Make a plot of the training and validation errors as $k$ varies from 1 to, say, 50.  

*  What is the best value of $k$?  
*  What is the error on the **test** set with the best $k$?
*  Make a plot of the decision regions (as above) with the best $k$
*  What can you say about the performance of the classifier when $k$ is too large or too small?
*  How do you think the optimum $k$ will vary if the amount of training data available is larger or smaller?  Can you test your hypothesis?

### Unstandardised data

Compare the performance of the classifier on the unstandardised data.  Why are they different?  

### Sphering

Sphere  the tremor data and plot it in the sphered coordinates. Compute the mean and covariance matrix of the sphered data: are they what you expect?


Find the classification accuracy using the sphered data.

## Classifying digits

Here you'll use the k-nn classifier to distinguish between digits. You can load and plot a dataset of digit images as follows (keep executing the cell to see more digits)

In [None]:
import sklearn.datasets
from numpy.random import randint
digits = sklearn.datasets.load_digits(n_class=10)
print(digits.data.shape)

# Pick a digit at random and plot it.  
# The title should be the number that is the digit from the target arrage
j = randint(digits.data.shape[0])
imshow(reshape(digits.data[j], (8,8)), cmap=cm.gray_r)
title("%d" % digits.target[j])

As you can see there are 1797 images arranged as 64-dimensional vectors.

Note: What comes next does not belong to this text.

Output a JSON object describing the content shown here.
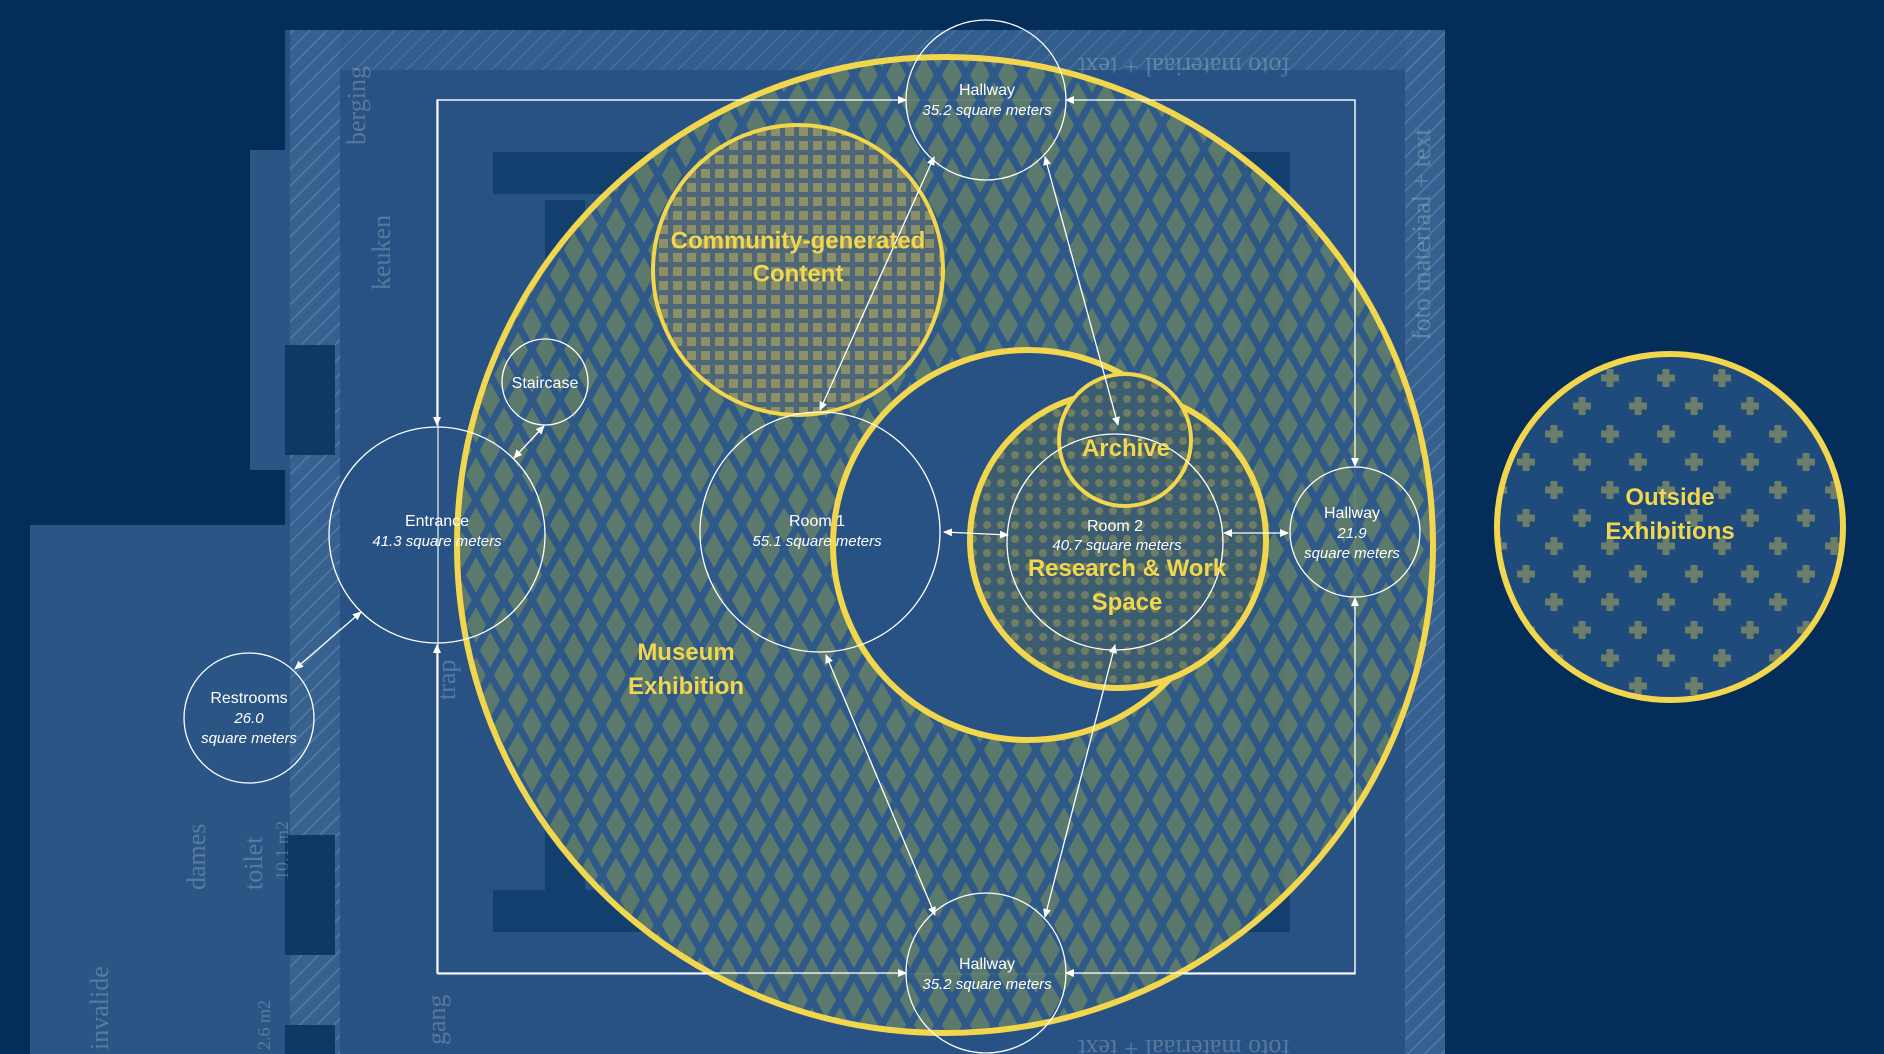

Choose two digits as the two classes that you'll use as the two classes and arrange them as a data and target matrix as follows.

In [None]:
mydigits = [0, 4]  # Choose your own!
I = np.logical_or(digits.target == mydigits[0], digits.target == mydigits[1])
X = digits.data[I,:]   # Features
# Make the targets 0 or 1 coresponding to the two classes
tmp = digits.target[I]
t = zeros(X.shape[0])
for i in (0,1):
    t[tmp == mydigits[i]] = i

In [None]:
# Check the above: the title is now the class label, 0 or 1. 
# Re-execute to check that digits are labelled consistently
j = randint(len(t))
imshow(reshape(X[j], (8,8)), cmap=cm.gray_r)
title("%d" % t[j])

### k-nn classification

Now use your k-nn classifier to classify the image vectors.  What is the accuracy?   Note that here you should (a) split your data into training and testing data and (b) use cross validation on the training data to determine the best value of $k$ before finding the accuracy on the test data.  One reasonable way of proceeding would be to split the data into equal-sized training and test sets and then use 5 or 10 fold cross validation on the training set to determine $k$.

Do the misclassified images look like the other class?